NEW YORK — Thirty years ago, insurance companies had the answer to the soaring costs of caring for the elderly. Plan ahead and buy a policy that will cover your expenses.
Now, there’s a new problem: Even insurers think it’s unaffordable.
Life insurance firms pitched long-term-care policies as the prudent way for Americans to shoulder the cost of staying in nursing homes. But those same companies have found that long-term-care policies are squeezing their profits. Earnings for life insurers slid 11 percent in the most recent quarter, according to Moody’s Investors Service, and long-term care was the chief culprit.
“Insurers that sell these products lose money on them,” says Vincent Lui, a life insurance analyst at Morningstar. “So they’re raising prices and also trying to get out of the business right and left.”
Four of the five largest providers — including Manulife and MetLife — have scaled back the business or stopped selling new policies, according to Moody’s. The largest provider, Genworth Financial, continues to offer them, yet has struggled under the weight of rising costs.
The trends behind the industry’s troubles sound like good news outside the world of insurance. Older Americans are healthier and living longer. But that makes it difficult for the industry to turn a profit. Stays in nursing homes tend to last longer, so insurers have to pay out more in benefits than they had planned.
Few options
For older Americans and their families, however, there are few options besides private insurance. Medicare doesn’t cover nursing home stays except in certain circumstances. The Obama Administration had planned to make a long-term insurance program part of the Affordable Care Act but eventually abandoned it.

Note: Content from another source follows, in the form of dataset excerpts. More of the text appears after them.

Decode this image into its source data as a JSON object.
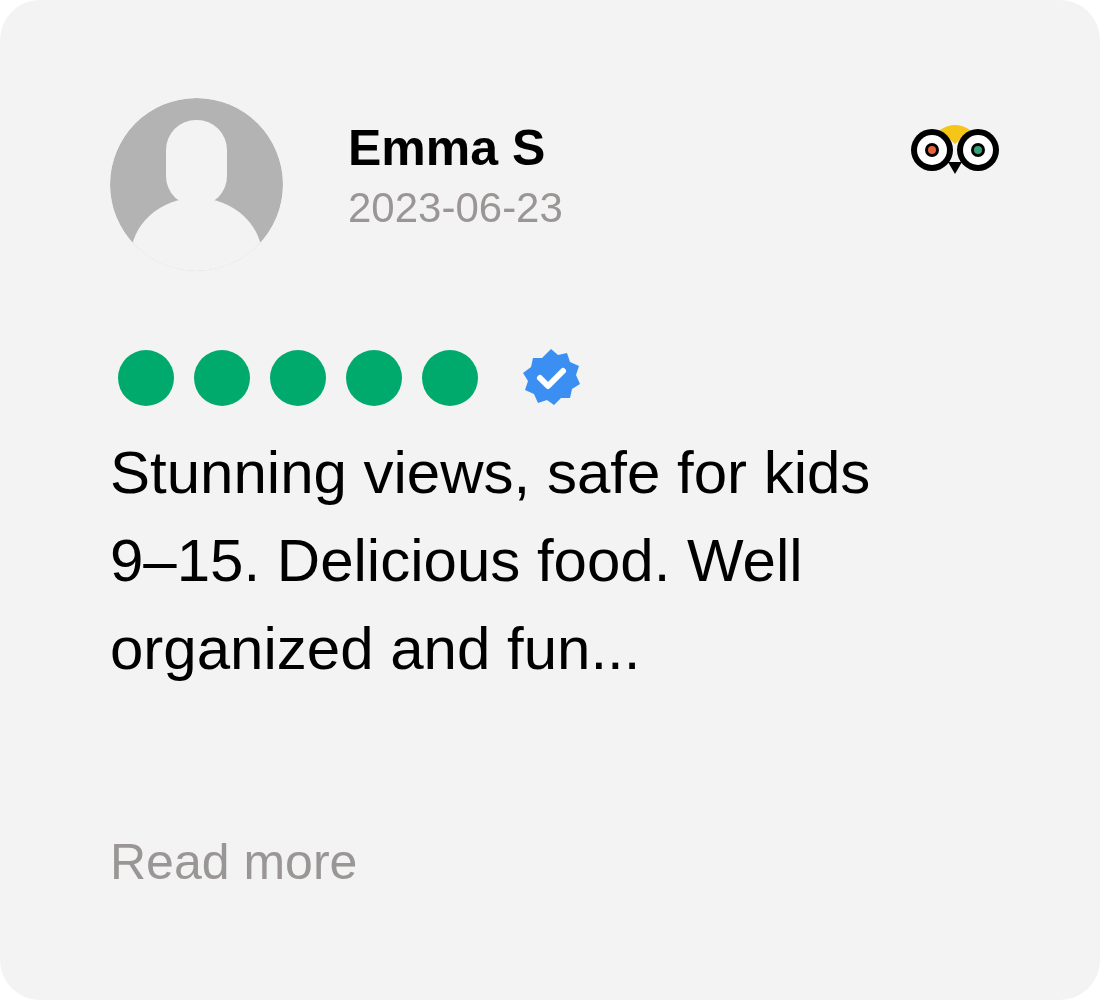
{
  "review": {
    "author": "Emma S",
    "date": "2023-06-23",
    "stars": 5,
    "verified": true,
    "text": "Stunning views, safe for kids 9–15. Delicious food. Well organized and fun...",
    "link": "Read more"
  }
}
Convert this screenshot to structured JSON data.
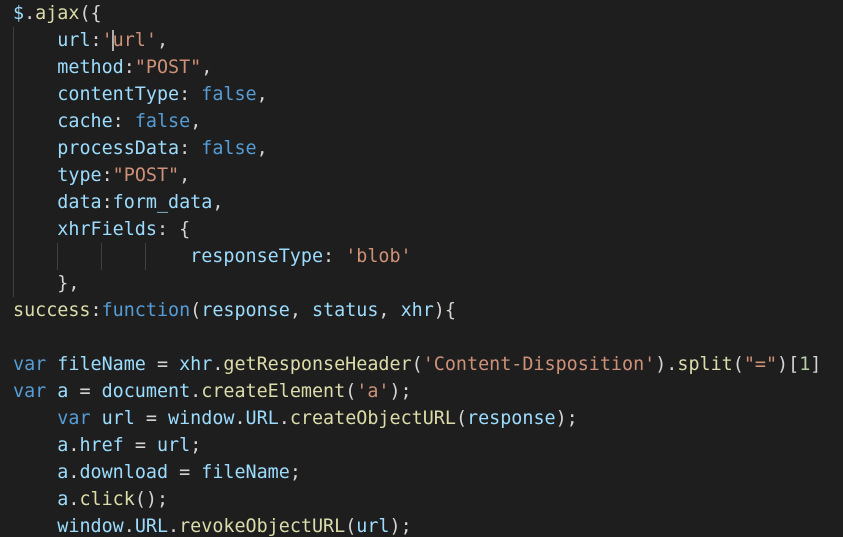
{
  "colors": {
    "background": "#1e1e1e",
    "text": "#d4d4d4",
    "variable": "#9cdcfe",
    "function": "#dcdcaa",
    "string": "#ce9178",
    "keyword": "#569cd6",
    "number": "#b5cea8",
    "indent_guide": "#404040",
    "cursor": "#aeafad"
  },
  "editor": {
    "language": "javascript",
    "lines": [
      [
        [
          "variable",
          "$"
        ],
        [
          "text",
          "."
        ],
        [
          "function",
          "ajax"
        ],
        [
          "text",
          "({"
        ]
      ],
      [
        [
          "text",
          "    "
        ],
        [
          "variable",
          "url"
        ],
        [
          "text",
          ":"
        ],
        [
          "string",
          "'url'"
        ],
        [
          "text",
          ","
        ]
      ],
      [
        [
          "text",
          "    "
        ],
        [
          "variable",
          "method"
        ],
        [
          "text",
          ":"
        ],
        [
          "string",
          "\"POST\""
        ],
        [
          "text",
          ","
        ]
      ],
      [
        [
          "text",
          "    "
        ],
        [
          "variable",
          "contentType"
        ],
        [
          "text",
          ": "
        ],
        [
          "keyword",
          "false"
        ],
        [
          "text",
          ","
        ]
      ],
      [
        [
          "text",
          "    "
        ],
        [
          "variable",
          "cache"
        ],
        [
          "text",
          ": "
        ],
        [
          "keyword",
          "false"
        ],
        [
          "text",
          ","
        ]
      ],
      [
        [
          "text",
          "    "
        ],
        [
          "variable",
          "processData"
        ],
        [
          "text",
          ": "
        ],
        [
          "keyword",
          "false"
        ],
        [
          "text",
          ","
        ]
      ],
      [
        [
          "text",
          "    "
        ],
        [
          "variable",
          "type"
        ],
        [
          "text",
          ":"
        ],
        [
          "string",
          "\"POST\""
        ],
        [
          "text",
          ","
        ]
      ],
      [
        [
          "text",
          "    "
        ],
        [
          "variable",
          "data"
        ],
        [
          "text",
          ":"
        ],
        [
          "variable",
          "form_data"
        ],
        [
          "text",
          ","
        ]
      ],
      [
        [
          "text",
          "    "
        ],
        [
          "variable",
          "xhrFields"
        ],
        [
          "text",
          ": {"
        ]
      ],
      [
        [
          "text",
          "                "
        ],
        [
          "variable",
          "responseType"
        ],
        [
          "text",
          ": "
        ],
        [
          "string",
          "'blob'"
        ]
      ],
      [
        [
          "text",
          "    },"
        ]
      ],
      [
        [
          "function",
          "success"
        ],
        [
          "text",
          ":"
        ],
        [
          "keyword",
          "function"
        ],
        [
          "text",
          "("
        ],
        [
          "variable",
          "response"
        ],
        [
          "text",
          ", "
        ],
        [
          "variable",
          "status"
        ],
        [
          "text",
          ", "
        ],
        [
          "variable",
          "xhr"
        ],
        [
          "text",
          "){"
        ]
      ],
      [],
      [
        [
          "keyword",
          "var"
        ],
        [
          "text",
          " "
        ],
        [
          "variable",
          "fileName"
        ],
        [
          "text",
          " = "
        ],
        [
          "variable",
          "xhr"
        ],
        [
          "text",
          "."
        ],
        [
          "function",
          "getResponseHeader"
        ],
        [
          "text",
          "("
        ],
        [
          "string",
          "'Content-Disposition'"
        ],
        [
          "text",
          ")."
        ],
        [
          "function",
          "split"
        ],
        [
          "text",
          "("
        ],
        [
          "string",
          "\"=\""
        ],
        [
          "text",
          ")["
        ],
        [
          "number",
          "1"
        ],
        [
          "text",
          "]"
        ]
      ],
      [
        [
          "keyword",
          "var"
        ],
        [
          "text",
          " "
        ],
        [
          "variable",
          "a"
        ],
        [
          "text",
          " = "
        ],
        [
          "variable",
          "document"
        ],
        [
          "text",
          "."
        ],
        [
          "function",
          "createElement"
        ],
        [
          "text",
          "("
        ],
        [
          "string",
          "'a'"
        ],
        [
          "text",
          ");"
        ]
      ],
      [
        [
          "text",
          "    "
        ],
        [
          "keyword",
          "var"
        ],
        [
          "text",
          " "
        ],
        [
          "variable",
          "url"
        ],
        [
          "text",
          " = "
        ],
        [
          "variable",
          "window"
        ],
        [
          "text",
          "."
        ],
        [
          "variable",
          "URL"
        ],
        [
          "text",
          "."
        ],
        [
          "function",
          "createObjectURL"
        ],
        [
          "text",
          "("
        ],
        [
          "variable",
          "response"
        ],
        [
          "text",
          ");"
        ]
      ],
      [
        [
          "text",
          "    "
        ],
        [
          "variable",
          "a"
        ],
        [
          "text",
          "."
        ],
        [
          "variable",
          "href"
        ],
        [
          "text",
          " = "
        ],
        [
          "variable",
          "url"
        ],
        [
          "text",
          ";"
        ]
      ],
      [
        [
          "text",
          "    "
        ],
        [
          "variable",
          "a"
        ],
        [
          "text",
          "."
        ],
        [
          "variable",
          "download"
        ],
        [
          "text",
          " = "
        ],
        [
          "variable",
          "fileName"
        ],
        [
          "text",
          ";"
        ]
      ],
      [
        [
          "text",
          "    "
        ],
        [
          "variable",
          "a"
        ],
        [
          "text",
          "."
        ],
        [
          "function",
          "click"
        ],
        [
          "text",
          "();"
        ]
      ],
      [
        [
          "text",
          "    "
        ],
        [
          "variable",
          "window"
        ],
        [
          "text",
          "."
        ],
        [
          "variable",
          "URL"
        ],
        [
          "text",
          "."
        ],
        [
          "function",
          "revokeObjectURL"
        ],
        [
          "text",
          "("
        ],
        [
          "variable",
          "url"
        ],
        [
          "text",
          ");"
        ]
      ]
    ]
  }
}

Sean Dargan, an analyst at Macquarie Group, an Australia-based investment bank, expects to see more people turning to Medicaid, the government’s health insurance for the poor, to cover the costs of care.
“It could really blow a hole through state budgets,” he says. “I think states and the federal government are going to need to think creatively to find a way out of this.”
When they began selling policies widely in the 1980s, the industry made a slew of assumptions about how long people would live, health care costs and interest rates. Nearly all of them turned out wrong, analysts say.
Take life spans. At nearly 79 years, overall life expectancy in the U.S. has never been higher, according to the Centers for Disease Control and Prevention. That’s the biggest issue, analysts say, because it means more people who took out policies stick around to make claims.
The rate for staying at a nursing home has gone up an average of 4 percent every year for the past five years, according to insurance carrier Genworth’s annual survey. In 2014, the median bill for a shared room topped $6,000 a month.
“They were making their best estimates at the time. They just turned out to be wrong,” says Shachar Gonen, a Moody’s analyst who covers the industry. “If insurers knew full well what they were getting into, they probably would have priced their policies much higher. So who knows if the long-term insurance business would have ever started.”
Last year, insurers paid out a record $7.5 billion in claims on these policies, according to the American Association of Long-Term Care Insurance, which tracks insurance rates.
Cutting benefits
To cope with mounting costs and faulty assumptions, insurers have been cutting benefits and hiking their premiums year after year. Average premiums for new policies rose nearly 9 percent over the past year.
In the past month, TIAA-CREF Life Insurance, MetLife and American General asked Connecticut’s insurance department for permission to raise rates as much as 22 percent over three years. The state rejected American General’s request and approved the other two.
Analysts who follow the industry say insurers have learned from their missteps and probably figured out the right price to charge for long-term care policies to turn a profit. The problem is, it might be too high for most people to pay.
“I’m of the opinion that it’s appropriately priced today,” Dargan said. “But it’s also out of reach for most middle-income Americans. And that’s who needs it the most.”